First and former President Ieremia Tabai said that the government's actions has thrown the country into a crisis adding that he and other members of parliament will be raising a motion of no confidence against the government. Tabai also called on the Pacific Islands Forum to issue a statement condemning the government's actions. The motion of no confidence was blocked by government in September 2022 before the Parliament went into recess.
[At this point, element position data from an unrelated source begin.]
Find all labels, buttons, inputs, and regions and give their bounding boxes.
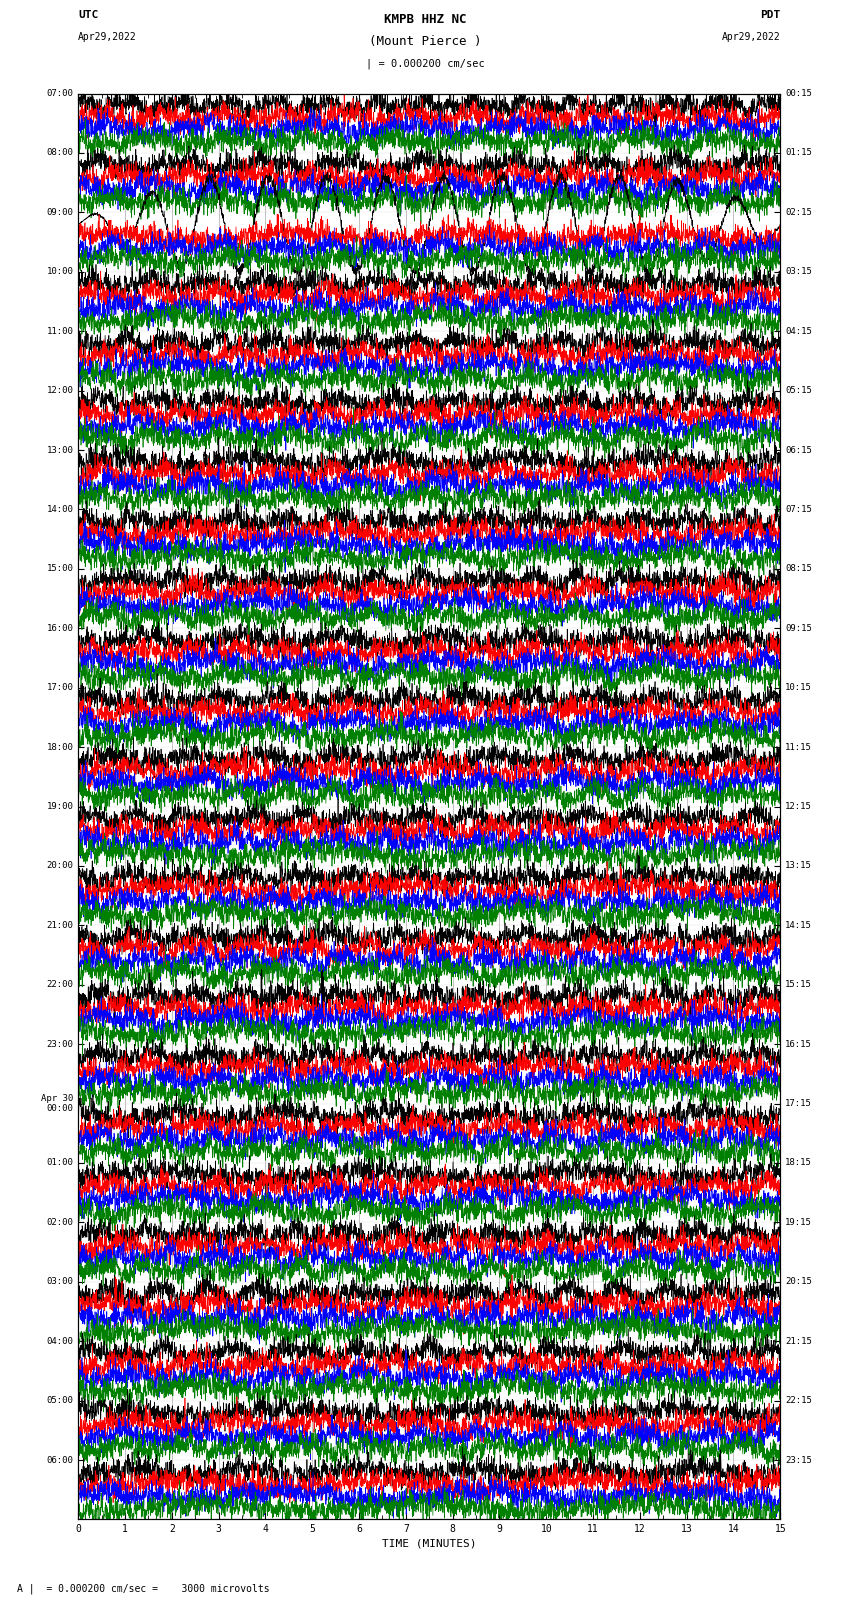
Text: A |  = 0.000200 cm/sec =    3000 microvolts: A | = 0.000200 cm/sec = 3000 microvolts xyxy=(17,1582,269,1594)
Text: KMPB HHZ NC: KMPB HHZ NC xyxy=(383,13,467,26)
Text: (Mount Pierce ): (Mount Pierce ) xyxy=(369,35,481,48)
X-axis label: TIME (MINUTES): TIME (MINUTES) xyxy=(382,1539,477,1548)
Text: Apr29,2022: Apr29,2022 xyxy=(78,32,137,42)
Text: | = 0.000200 cm/sec: | = 0.000200 cm/sec xyxy=(366,58,484,69)
Text: UTC: UTC xyxy=(78,10,99,19)
Text: PDT: PDT xyxy=(760,10,780,19)
Text: Apr29,2022: Apr29,2022 xyxy=(722,32,780,42)
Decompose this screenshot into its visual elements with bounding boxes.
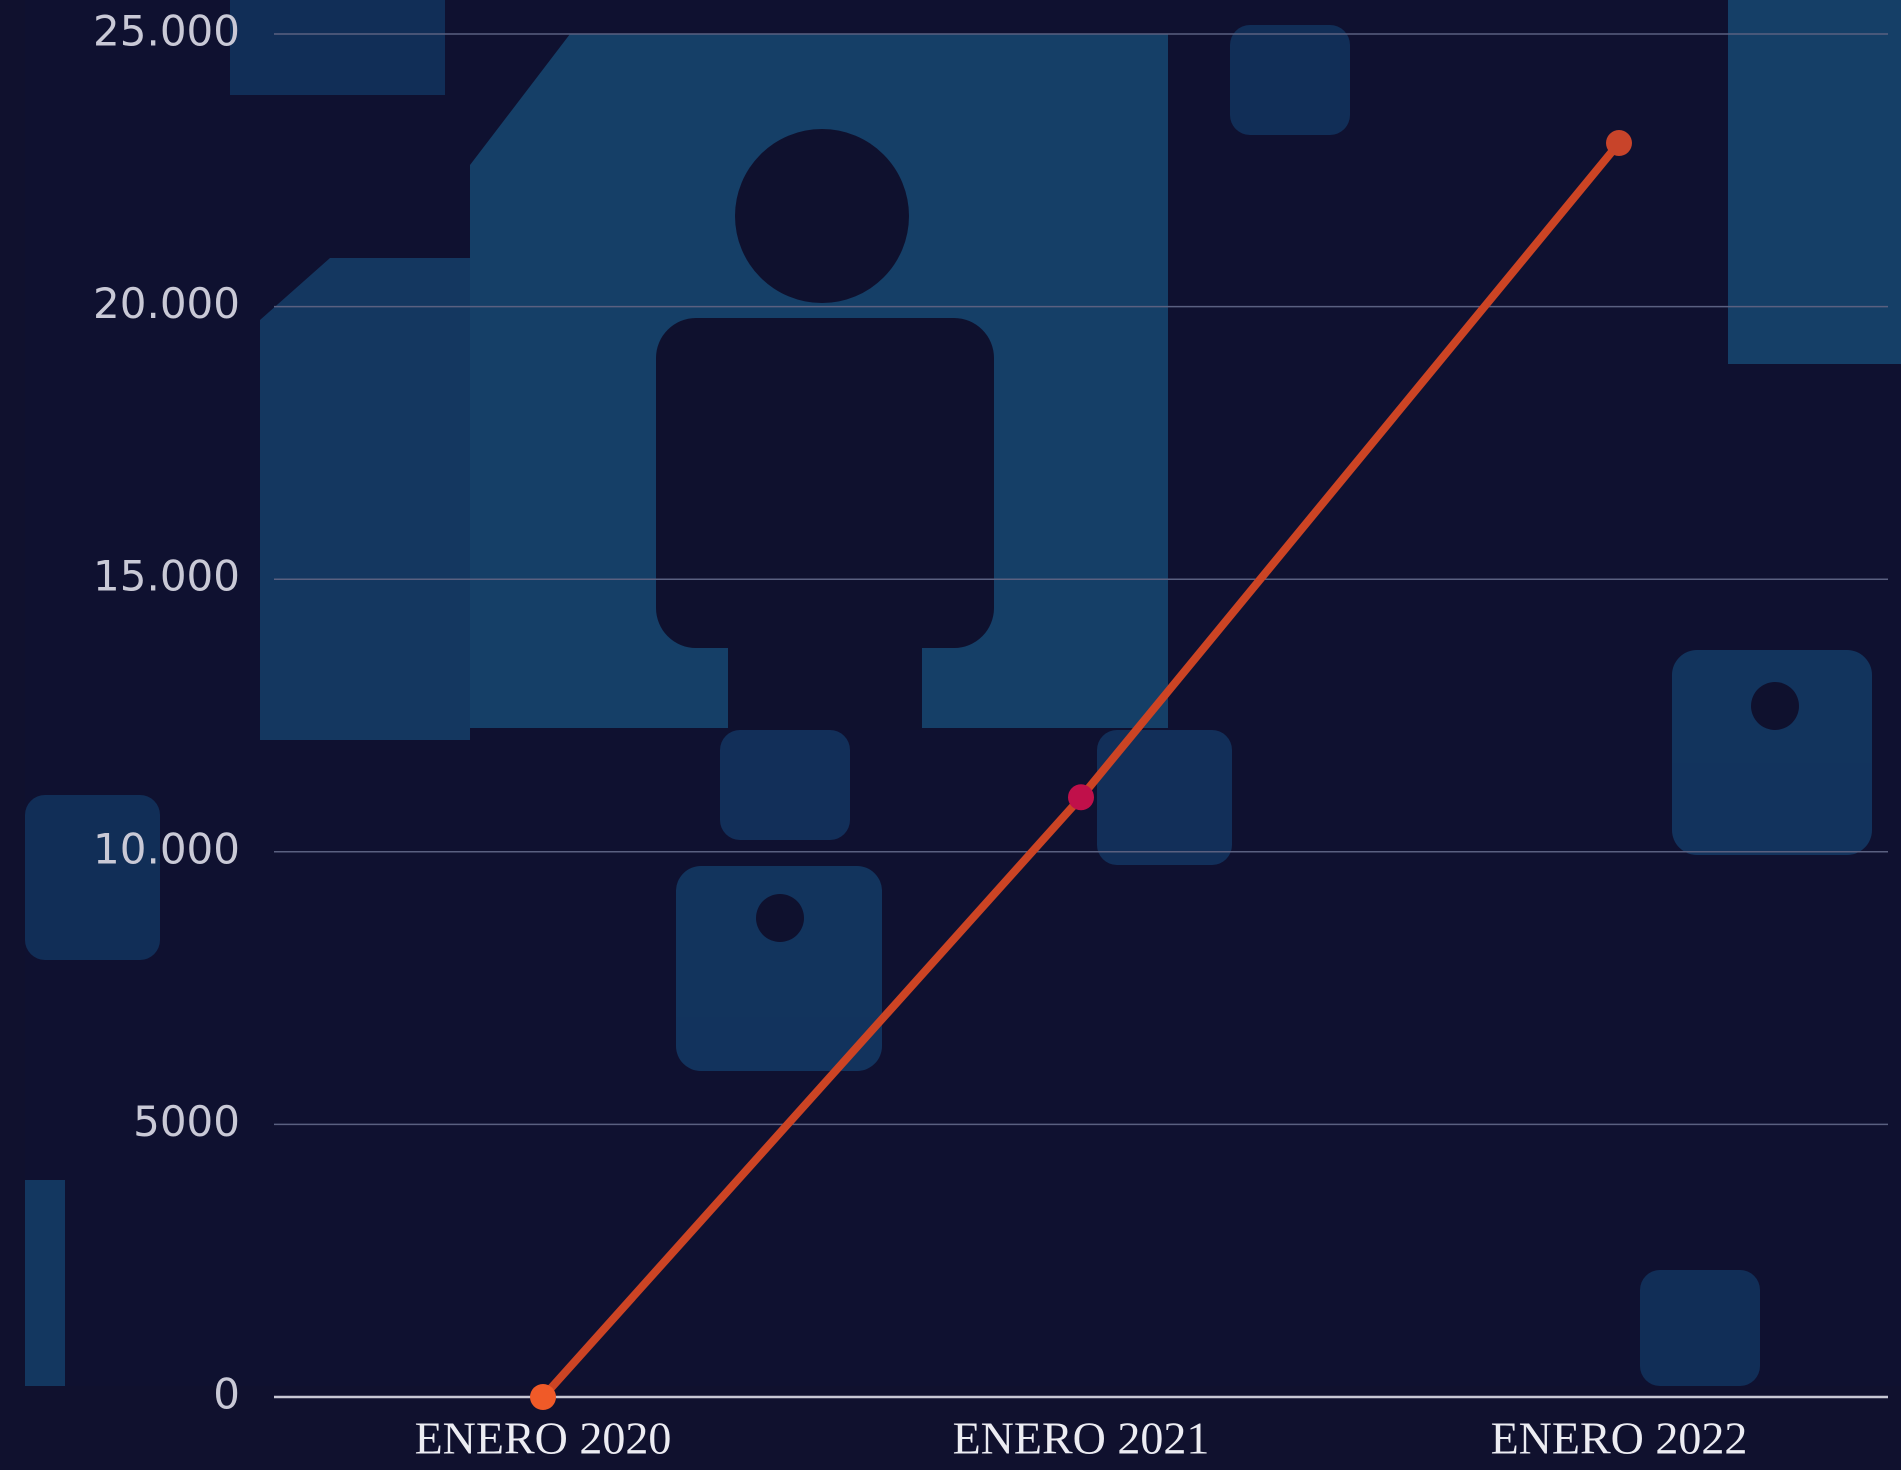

Tabai said that the opposition will be countering the move by holding public meetings to make the people aware of the situation because the media are controlled by the government.

===International===

==== Legal agencies and councils ====
Three Commonwealth legal agencies including the Commonwealth Lawyers Association released a statement on 11 August 2022 urging "the government of Kiribati to adhere to the independence of the judiciary in line with the Constitution of Kiribati and international standards as expressed in the basic principles [...], the Latimer House Principles, and the Commonwealth Charter". The association and two others also "urge the Commonwealth Ministerial Action Group (CMAG) [...] to consider the actions of the Kiribati government as a matter of urgency". The legal agencies also spoke out earlier in June 2022 about the investigation of Lambourne by President Taneti Maamau.

The Law Council of Australia concern is heightened in the knowledge that warrants of appointment for the Court of Appeal expire on 15 August 2022, "and soon Kiribati will have neither a High Court nor Court of Appeal exercising jurisdiction". The New Zealand Law Society condemned the suspension of Chief Justice Bill Hastings and the three Court of Appeal judges adding that "the suspension of three senior judges - owing to disagreement with a ruling - is an inappropriate interference with the judicial process and undermines judicial independence in Kiribati."

==== Governments ====

A spokesperson from the New Zealand Ministry of Foreign Affairs and Trade said that "judicial independence is crucial for any healthy democracy. Aotearoa New Zealand continues to encourage the Government of Kiribati to ensure its decisions do not negatively impact the functioning of the judiciary."
Foreign Affairs Minister Nanaia Mahuta is reported as saying "she expected Kiribati's reputation would be damaged due to the treatment of Justice Hastings."